Note: I see that average_opponent_pre_rating is an
integer in the example given, however I kept it a double as I personally
think it’s helpful to see some decimals. To round it though, it would be
as simple as doing
tournament_final$average_opponent_pre_rating <- round(tournament_final$average_opponent_pre_rating).

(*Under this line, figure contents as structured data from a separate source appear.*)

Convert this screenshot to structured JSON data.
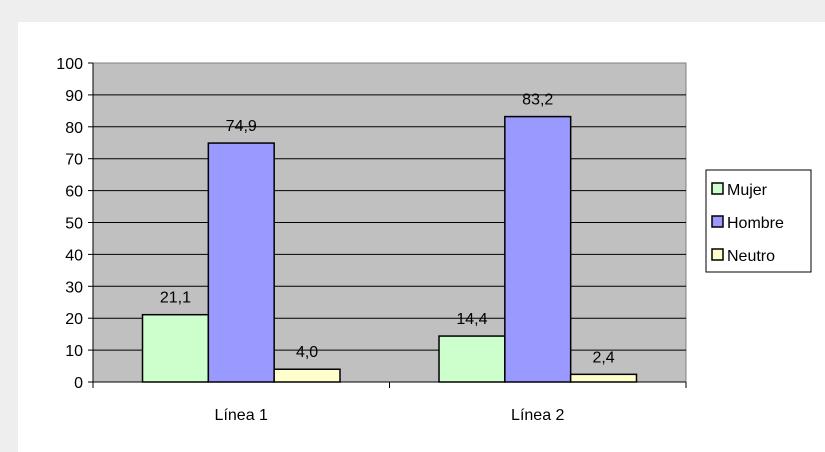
{
  "chart_data": {
    "type": "bar",
    "categories": [
      "Línea 1",
      "Línea 2"
    ],
    "series": [
      {
        "name": "Mujer",
        "values": [
          21.1,
          14.4
        ],
        "labels": [
          "21,1",
          "14,4"
        ],
        "color": "#ccffcc"
      },
      {
        "name": "Hombre",
        "values": [
          74.9,
          83.2
        ],
        "labels": [
          "74,9",
          "83,2"
        ],
        "color": "#9999ff"
      },
      {
        "name": "Neutro",
        "values": [
          4.0,
          2.4
        ],
        "labels": [
          "4,0",
          "2,4"
        ],
        "color": "#ffffcc"
      }
    ],
    "yticks": [
      "0",
      "10",
      "20",
      "30",
      "40",
      "50",
      "60",
      "70",
      "80",
      "90",
      "100"
    ],
    "ylim": [
      0,
      100
    ],
    "grid": true,
    "plot_background": "#c0c0c0",
    "legend": "right",
    "title": "",
    "xlabel": "",
    "ylabel": ""
  }
}
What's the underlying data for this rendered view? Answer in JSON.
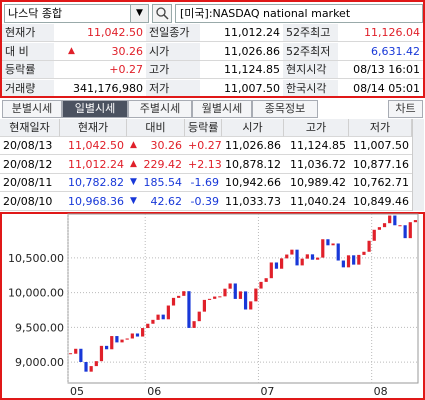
{
  "header": {
    "market": "나스닥 종합",
    "exchange": "[미국]:NASDAQ national market"
  },
  "quote": {
    "change_arrow": "▲",
    "rows": [
      [
        "현재가",
        "11,042.50",
        "전일종가",
        "11,012.24",
        "52주최고",
        "11,126.04"
      ],
      [
        "대 비",
        "30.26",
        "시가",
        "11,026.86",
        "52주최저",
        "6,631.42"
      ],
      [
        "등락률",
        "+0.27",
        "고가",
        "11,124.85",
        "현지시각",
        "08/13 16:01"
      ],
      [
        "거래량",
        "341,176,980",
        "저가",
        "11,007.50",
        "한국시각",
        "08/14 05:01"
      ]
    ]
  },
  "tabs": [
    "분별시세",
    "일별시세",
    "주별시세",
    "월별시세",
    "종목정보"
  ],
  "chart_button": "차트",
  "table": {
    "columns": [
      "현재일자",
      "현재가",
      "대비",
      "등락률",
      "시가",
      "고가",
      "저가"
    ],
    "arrows": [
      "▲",
      "▲",
      "▼",
      "▼"
    ],
    "rows": [
      [
        "20/08/13",
        "11,042.50",
        "30.26",
        "+0.27",
        "11,026.86",
        "11,124.85",
        "11,007.50"
      ],
      [
        "20/08/12",
        "11,012.24",
        "229.42",
        "+2.13",
        "10,878.12",
        "11,036.72",
        "10,877.16"
      ],
      [
        "20/08/11",
        "10,782.82",
        "185.54",
        "-1.69",
        "10,942.66",
        "10,989.42",
        "10,762.71"
      ],
      [
        "20/08/10",
        "10,968.36",
        "42.62",
        "-0.39",
        "11,033.73",
        "11,040.24",
        "10,849.46"
      ]
    ]
  },
  "chart_data": {
    "type": "candlestick",
    "up_color": "#e0202a",
    "down_color": "#1838d8",
    "close": [
      9121,
      9192,
      9002,
      8863,
      8943,
      9014,
      9234,
      9185,
      9375,
      9284,
      9324,
      9340,
      9412,
      9368,
      9490,
      9552,
      9608,
      9683,
      9616,
      9814,
      9924,
      9953,
      10020,
      9492,
      9589,
      9726,
      9895,
      9910,
      9943,
      9946,
      10056,
      10131,
      9909,
      10017,
      9757,
      9874,
      10058,
      10154,
      10207,
      10433,
      10343,
      10492,
      10547,
      10617,
      10391,
      10488,
      10550,
      10473,
      10503,
      10767,
      10680,
      10706,
      10461,
      10363,
      10536,
      10402,
      10542,
      10587,
      10745,
      10903,
      10941,
      10998,
      11108,
      10968,
      10968.36,
      10782.82,
      11012.24,
      11042.5
    ],
    "ylim": [
      8700,
      11130
    ],
    "yticks": [
      {
        "value": 9000,
        "label": "9,000.00"
      },
      {
        "value": 9500,
        "label": "9,500.00"
      },
      {
        "value": 10000,
        "label": "10,000.00"
      },
      {
        "value": 10500,
        "label": "10,500.00"
      }
    ],
    "xlim": [
      0,
      68
    ],
    "xticks": [
      {
        "value": 0,
        "label": "05"
      },
      {
        "value": 15,
        "label": "06"
      },
      {
        "value": 37,
        "label": "07"
      },
      {
        "value": 59,
        "label": "08"
      }
    ],
    "grid": true
  }
}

This text file was definitely a little tricky to parse, but at the very least it was consistently formatted so it was able to end up in a data frame without too much work. With this file now, one could potentially set up a simple model to predict how many points a player is going to get with their pre-rating and the average pre-ratings of their opponents. It could also just generally be used to predict whether the player would win a match or not, as well as predict perhaps what their after-tournament rating is. These cleaning scripts could also be used again with a file formatted the same way if next year’s results come out in the same fashion too.